New images of a Chinese multirole attack helicopter design have been unveiled in advance of its first public appearance in coming hours.
Planned to make its debut at the Zhuhai Airshow, which opens on 13 November and runs until 18 November, the CAIC (Changhe Aircraft Industries Corporation) WZ-10 is the Chinese equivalent of the West's most fearsome attack helicopters, including the Boeing AH-64 Apache series and the Eurocopter Tigre.
Images now released of the design confirm that it boasts a five-bladed rotor system, a nose-mounted machine gun and weapons hardpoints either side of the fuselage.
Chinese Attack Helicopter
Detailed data on the WZ-10 Chinese attack helicopter programme is limited but it's thought work on the design first started in the mid-late 1980s and that the prototype made its first flight as long ago as 2003. The WZ-10 is then believed to have entered PLAAF (People's Liberation Army Air Force) service two years ago.
The WZ-10 is operated by a crew of two and, besides its nose-mounted cannon, can probably also be loaded with air-to-air and air-to-tank missiles.

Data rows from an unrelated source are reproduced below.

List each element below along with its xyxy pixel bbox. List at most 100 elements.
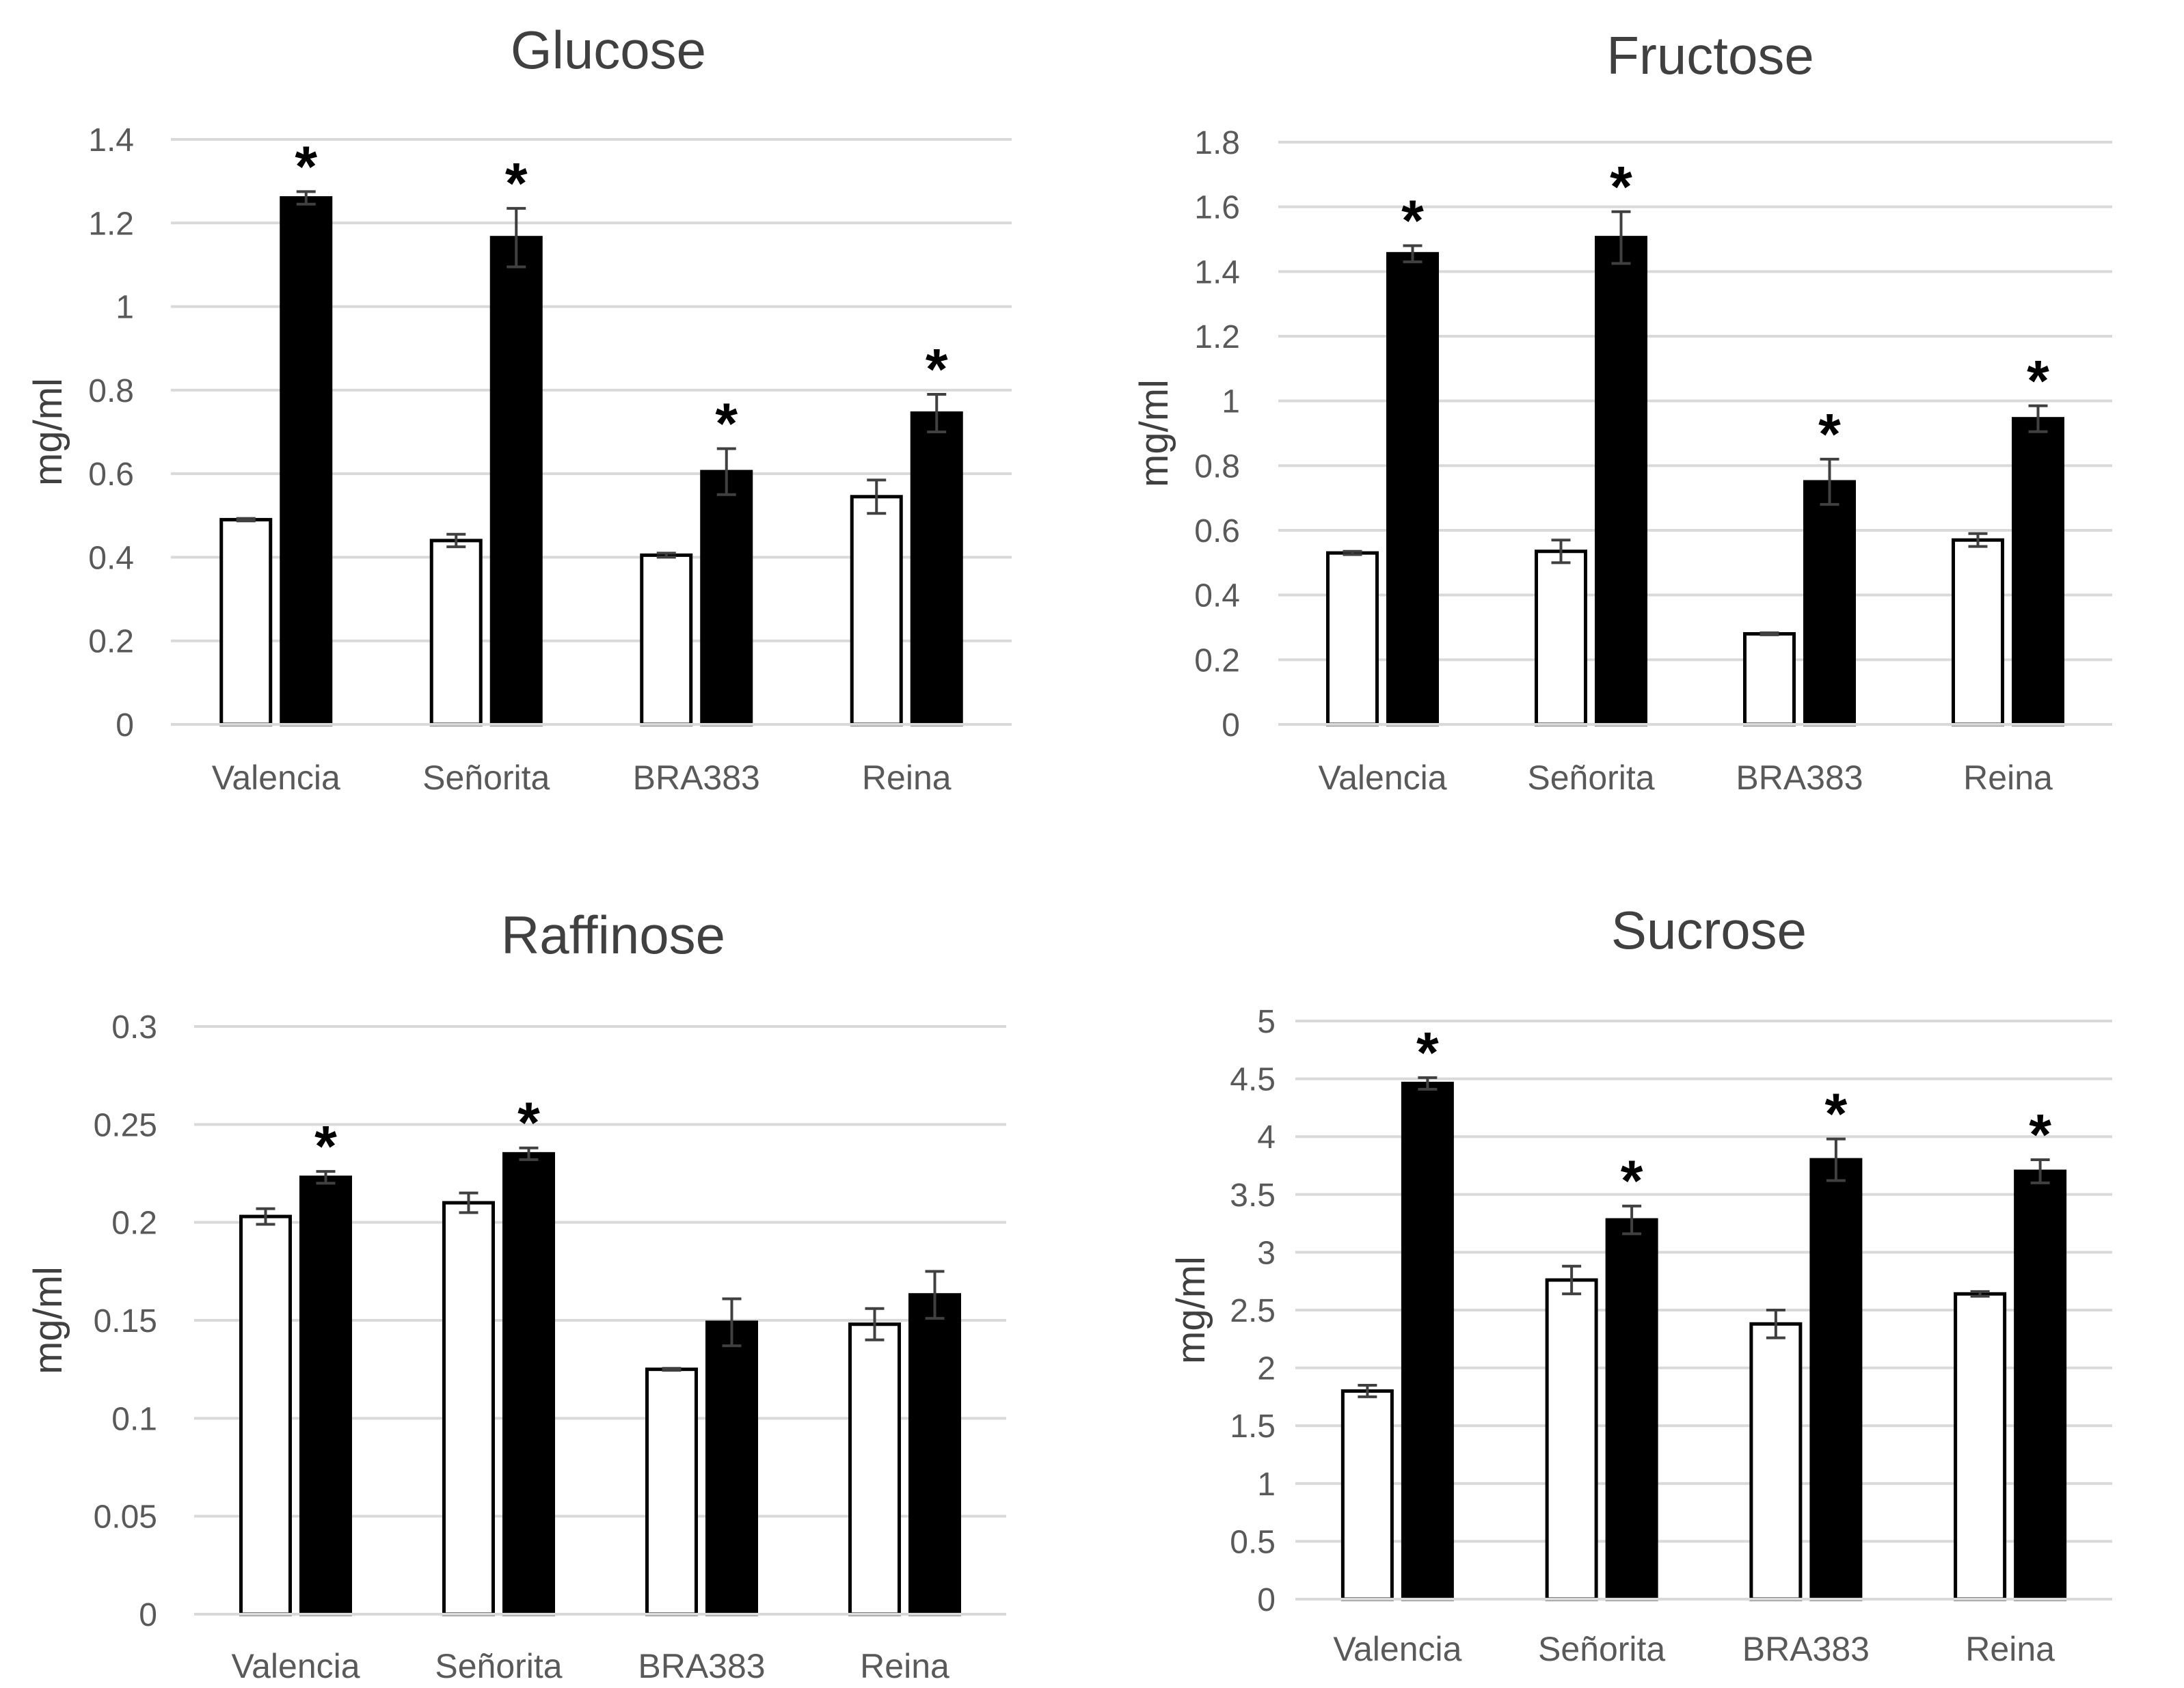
bar-treated [910,411,963,726]
bar-control [645,1367,698,1616]
bar-treated [908,1293,961,1616]
chart-sucrose: Sucrose mg/ml 0 0.5 1 1.5 2 2.5 3 3.5 4 4.5 5 Valenci… [1169,900,2112,1668]
y-tick-label: 0.6 [1194,513,1240,549]
x-tick-label: Valencia [212,759,340,797]
bar-treated [2012,417,2064,726]
significance-marker: * [314,1114,337,1178]
significance-marker: * [926,337,948,401]
significance-marker: * [1401,188,1424,252]
significance-marker: * [1610,154,1632,219]
bar-control [442,1201,495,1616]
chart-title: Glucose [511,20,706,80]
x-tick-label: Reina [1963,759,2053,797]
y-tick-label: 0 [116,707,134,744]
y-tick-label: 5 [1257,1004,1276,1040]
y-axis-label: mg/ml [26,1266,70,1374]
x-tick-label: Reina [862,759,952,797]
bar-treated [705,1320,758,1616]
x-tick-label: Valencia [1318,759,1446,797]
bar-treated [1595,236,1647,726]
bar-control [1952,538,2004,726]
bar-control [1340,1389,1394,1601]
x-tick-label: Reina [1965,1630,2055,1668]
y-axis-label: mg/ml [1169,1256,1213,1364]
bar-control [1749,1322,1803,1601]
significance-marker: * [1818,402,1841,466]
chart-title: Sucrose [1611,900,1807,960]
chart-fructose: Fructose mg/ml 0 0.2 0.4 0.6 0.8 1 1.2 1.4 1.6 1.8 V… [1132,25,2112,797]
significance-marker: * [505,151,528,215]
bar-treated [700,469,753,726]
y-tick-label: 0.4 [88,540,134,576]
y-tick-label: 1 [1257,1467,1276,1503]
significance-marker: * [715,391,738,455]
significance-marker: * [1825,1082,1848,1146]
bar-treated [2014,1169,2067,1601]
significance-marker: * [1416,1020,1439,1085]
bar-treated [280,196,333,726]
bar-control [1545,1278,1598,1601]
bar-control [640,553,693,726]
bar-treated [1809,1158,1863,1601]
y-tick-label: 0.2 [1194,642,1240,679]
y-axis-label: mg/ml [1132,379,1176,487]
chart-title: Fructose [1606,25,1814,85]
x-tick-label: BRA383 [1742,1630,1870,1668]
y-tick-label: 0.3 [111,1009,157,1046]
x-tick-label: BRA383 [638,1647,765,1685]
y-tick-label: 0 [139,1597,157,1633]
y-tick-label: 1 [1222,384,1240,420]
y-tick-label: 1.5 [1230,1408,1276,1445]
y-tick-label: 0.4 [1194,578,1240,614]
chart-title: Raffinose [501,905,725,965]
x-tick-label: Valencia [1333,1630,1461,1668]
y-tick-label: 0.5 [1230,1524,1276,1560]
bar-control [1326,551,1379,726]
y-tick-label: 0 [1257,1582,1276,1618]
significance-marker: * [2027,349,2049,413]
bar-control [239,1214,292,1616]
bar-treated [1386,251,1439,726]
bar-treated [489,236,543,726]
y-tick-label: 1 [116,290,134,326]
bar-control [848,1322,901,1616]
x-tick-label: Señorita [422,759,550,797]
y-tick-label: 1.2 [88,206,134,242]
x-tick-label: Señorita [435,1647,562,1685]
y-tick-label: 0.05 [94,1499,157,1536]
bar-treated [1401,1081,1454,1601]
significance-marker: * [295,134,317,198]
y-tick-label: 0.2 [88,624,134,660]
bar-treated [1803,480,1856,726]
y-tick-label: 3 [1257,1235,1276,1271]
bar-control [1743,631,1796,726]
bar-treated [299,1175,352,1616]
y-tick-label: 1.2 [1194,319,1240,355]
significance-marker: * [2029,1102,2051,1167]
y-tick-label: 2.5 [1230,1293,1276,1329]
y-tick-label: 0 [1222,707,1240,744]
bar-control [1535,549,1587,726]
y-tick-label: 3.5 [1230,1177,1276,1214]
bar-treated [502,1152,555,1616]
y-tick-label: 0.1 [111,1401,157,1437]
y-tick-label: 0.25 [94,1107,157,1143]
y-tick-label: 4 [1257,1119,1276,1156]
x-tick-label: BRA383 [633,759,760,797]
x-tick-label: Reina [860,1647,949,1685]
y-tick-label: 0.6 [88,457,134,493]
y-axis-label: mg/ml [26,378,70,486]
y-tick-label: 1.8 [1194,125,1240,161]
bar-control [850,495,903,726]
y-tick-label: 2 [1257,1351,1276,1387]
x-tick-label: BRA383 [1736,759,1863,797]
y-tick-label: 0.2 [111,1206,157,1242]
x-tick-label: Señorita [1538,1630,1665,1668]
x-tick-label: Valencia [231,1647,360,1685]
y-tick-label: 4.5 [1230,1062,1276,1098]
significance-marker: * [517,1091,540,1155]
y-tick-label: 0.15 [94,1303,157,1339]
bar-control [429,539,483,726]
y-tick-label: 1.6 [1194,190,1240,226]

The first Chinese attack helicopter to have been designed to work in the anti-tank, battlefield interdiction and attack roles, it's also seemingly a true multirole design.
CAIC WZ-10 Helicopter
It's possible that the CAIC WZ-10 helicopter is fly-by wire-controlled and that its pilots wear head-mounted HUD (Head-Up Display) systems. Like the Apache and the Tigre, a key feature is its narrow fuselage, giving it a slim head-on profile and minimising its presence on enemy radar screens.
China has been working on several significant military programmes of late. It recently launched its first aircraft carrier and unveiled a second J-20 fighter variant, placing it among a handful of nations with stealth-enhanced combat aircraft in operation.
The Zhuhai Airshow is a biannual event staged every two years since 1996. A showcase for the Chinese aerospace industry at large, it also attracts significant foreign participation, including regular Russian involvement.